Little New Year (), also known as the Festival of the Kitchen God, is a festival in the traditional lunisolar Chinese calendar. It honors the Kitchen God and takes place on the 23rd or 24th day of the twelfth month in the Chinese calendar, which corresponds to roughly a week before the Chinese New Year.

Traditional Activities 

 Sacrifices to the Kitchen God

When little new year rolls around the Jade Emperor decides accordingly to the family's yearly behavior to decide if he will reward or punish them. The Kitchen God serves as the messenger to report back to the Jade Emperor. Folks burn a paper image of the god in order to dispatch his spirit into heaven to do so and afterwards they put a new image next to the stove to welcome him back in order to oversee and protect the family again. While that happens, sacrifices are made to him in hopes to seal his mouth and leading him to only saying good things about the family.

 House Cleaning

House cleaning happens between the eighth day of the last lunar month (when Laba Festival happens) and Little New Year, Chinese beliefs call for folks to clean themselves and their housing since it is said that ghosts and spirits must either return to Heaven or stay on Earth. So to ensure that they leave, people clean every corner of their home. During this time, the house is also cleaned with the goal of making it anti-virus so the new year does not start with a sickness.

 Eating Guandong Candy

Guandong candy is a treat made of glutinous millet and sprouted wheat. It is said that if your mouth was full of candy you wouldn't be able to bad-mouth others.

 Pasting Paper Cuts to The Window

Similarly to the kitchen god picture, the old paper cuts are taken down and then new ones are put up and it is an indication to the beginning of spring. The paper cuts are usually of the word 福 indicating the peoples wish for a lucky year. The cut is also usually up side down since in Chinese up side downs sounds like "to arrive" so they are wishing for luck to arrive.

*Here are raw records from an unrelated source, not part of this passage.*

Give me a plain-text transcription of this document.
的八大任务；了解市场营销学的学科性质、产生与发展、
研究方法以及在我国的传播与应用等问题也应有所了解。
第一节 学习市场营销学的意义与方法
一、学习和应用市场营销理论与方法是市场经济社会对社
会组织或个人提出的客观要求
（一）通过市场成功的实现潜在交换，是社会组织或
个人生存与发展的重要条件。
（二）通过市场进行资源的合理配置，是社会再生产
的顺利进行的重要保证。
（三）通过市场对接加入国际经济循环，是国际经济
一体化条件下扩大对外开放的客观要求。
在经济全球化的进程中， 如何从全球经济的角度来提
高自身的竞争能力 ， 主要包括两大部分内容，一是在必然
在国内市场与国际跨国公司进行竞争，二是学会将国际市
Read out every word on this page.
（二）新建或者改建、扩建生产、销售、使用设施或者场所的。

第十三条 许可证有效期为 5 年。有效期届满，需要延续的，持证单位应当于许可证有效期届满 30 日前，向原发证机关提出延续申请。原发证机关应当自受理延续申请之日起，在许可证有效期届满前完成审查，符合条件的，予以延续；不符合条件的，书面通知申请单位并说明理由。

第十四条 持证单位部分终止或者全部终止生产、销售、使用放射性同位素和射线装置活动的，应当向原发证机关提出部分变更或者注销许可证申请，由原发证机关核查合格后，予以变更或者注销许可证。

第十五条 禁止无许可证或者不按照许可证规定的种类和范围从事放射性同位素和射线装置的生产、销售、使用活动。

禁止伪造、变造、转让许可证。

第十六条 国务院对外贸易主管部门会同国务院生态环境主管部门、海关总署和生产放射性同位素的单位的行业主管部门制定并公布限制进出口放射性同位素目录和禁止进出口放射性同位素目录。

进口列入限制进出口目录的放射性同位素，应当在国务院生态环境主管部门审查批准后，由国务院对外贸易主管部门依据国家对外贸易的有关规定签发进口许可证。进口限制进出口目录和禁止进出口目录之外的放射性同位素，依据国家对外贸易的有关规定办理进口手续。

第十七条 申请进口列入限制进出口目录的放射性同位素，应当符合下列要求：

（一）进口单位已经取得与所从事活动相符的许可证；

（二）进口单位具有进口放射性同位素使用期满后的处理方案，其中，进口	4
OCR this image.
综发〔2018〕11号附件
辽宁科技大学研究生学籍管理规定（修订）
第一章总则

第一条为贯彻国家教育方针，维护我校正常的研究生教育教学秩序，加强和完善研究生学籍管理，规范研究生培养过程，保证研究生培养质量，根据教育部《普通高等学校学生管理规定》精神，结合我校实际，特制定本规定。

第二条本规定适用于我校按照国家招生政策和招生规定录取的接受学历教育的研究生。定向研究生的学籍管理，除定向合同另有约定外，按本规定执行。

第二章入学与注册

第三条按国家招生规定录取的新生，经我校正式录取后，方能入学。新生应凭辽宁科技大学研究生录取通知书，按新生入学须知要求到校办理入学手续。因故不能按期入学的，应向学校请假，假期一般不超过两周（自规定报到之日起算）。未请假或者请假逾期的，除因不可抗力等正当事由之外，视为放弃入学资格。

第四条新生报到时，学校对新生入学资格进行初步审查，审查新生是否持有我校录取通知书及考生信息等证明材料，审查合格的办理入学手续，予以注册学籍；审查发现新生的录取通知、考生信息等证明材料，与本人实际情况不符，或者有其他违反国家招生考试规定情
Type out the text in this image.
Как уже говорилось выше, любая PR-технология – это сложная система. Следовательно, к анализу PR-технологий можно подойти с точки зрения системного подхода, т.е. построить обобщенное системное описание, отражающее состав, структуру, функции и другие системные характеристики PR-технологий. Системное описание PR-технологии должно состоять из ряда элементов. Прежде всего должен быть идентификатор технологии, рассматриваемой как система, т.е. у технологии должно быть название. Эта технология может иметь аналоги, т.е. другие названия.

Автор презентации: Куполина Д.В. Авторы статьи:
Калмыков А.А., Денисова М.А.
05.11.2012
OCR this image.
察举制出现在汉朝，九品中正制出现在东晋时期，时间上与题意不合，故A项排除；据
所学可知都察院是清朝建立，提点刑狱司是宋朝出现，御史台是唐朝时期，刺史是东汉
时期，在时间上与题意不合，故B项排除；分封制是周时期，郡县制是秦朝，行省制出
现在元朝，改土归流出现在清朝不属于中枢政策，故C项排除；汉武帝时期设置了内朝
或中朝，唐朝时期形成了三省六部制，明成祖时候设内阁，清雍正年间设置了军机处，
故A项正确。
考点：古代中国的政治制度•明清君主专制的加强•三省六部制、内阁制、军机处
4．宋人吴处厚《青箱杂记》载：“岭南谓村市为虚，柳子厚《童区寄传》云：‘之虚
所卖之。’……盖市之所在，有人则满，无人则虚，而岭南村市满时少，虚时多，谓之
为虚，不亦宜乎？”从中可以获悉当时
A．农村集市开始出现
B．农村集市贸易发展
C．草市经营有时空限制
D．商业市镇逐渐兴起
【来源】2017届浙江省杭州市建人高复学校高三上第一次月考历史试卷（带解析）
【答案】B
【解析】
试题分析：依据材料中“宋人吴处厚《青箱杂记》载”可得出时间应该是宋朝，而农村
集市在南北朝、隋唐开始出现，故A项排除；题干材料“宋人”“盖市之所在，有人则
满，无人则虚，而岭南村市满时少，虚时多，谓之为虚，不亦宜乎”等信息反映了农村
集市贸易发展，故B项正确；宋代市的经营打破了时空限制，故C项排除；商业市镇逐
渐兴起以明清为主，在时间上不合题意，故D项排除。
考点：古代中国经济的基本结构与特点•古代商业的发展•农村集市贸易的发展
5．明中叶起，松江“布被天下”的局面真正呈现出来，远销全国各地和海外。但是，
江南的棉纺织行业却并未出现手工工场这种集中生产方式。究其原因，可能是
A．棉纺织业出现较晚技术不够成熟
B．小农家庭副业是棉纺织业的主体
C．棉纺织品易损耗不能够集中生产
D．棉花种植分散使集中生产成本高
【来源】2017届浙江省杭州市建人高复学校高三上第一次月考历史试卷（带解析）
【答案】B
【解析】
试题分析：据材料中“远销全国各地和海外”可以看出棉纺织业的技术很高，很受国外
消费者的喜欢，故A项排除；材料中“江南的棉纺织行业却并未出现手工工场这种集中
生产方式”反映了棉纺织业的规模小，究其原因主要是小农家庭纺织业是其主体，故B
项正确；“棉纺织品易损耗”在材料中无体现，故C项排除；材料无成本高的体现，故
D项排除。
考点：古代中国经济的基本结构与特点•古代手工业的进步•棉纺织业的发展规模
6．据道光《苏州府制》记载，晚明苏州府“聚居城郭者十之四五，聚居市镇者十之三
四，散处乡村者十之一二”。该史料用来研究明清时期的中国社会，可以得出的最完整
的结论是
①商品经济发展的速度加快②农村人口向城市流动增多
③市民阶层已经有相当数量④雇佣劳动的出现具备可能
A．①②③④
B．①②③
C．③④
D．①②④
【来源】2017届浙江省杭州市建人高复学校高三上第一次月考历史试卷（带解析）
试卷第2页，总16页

 Spring Festival Preparation

The preparation process has to be all done in advance. There is a wide variety to things to do and prepare with most of them revolving around the word "new", often new clothing. Things like firecrackers are bought to use as celebration and a popular item is the red envelopes since it is the peoples belief for the young ones to "respect the elderly" and in return the elderly "love the youth", usually it is money inside the red envelopes.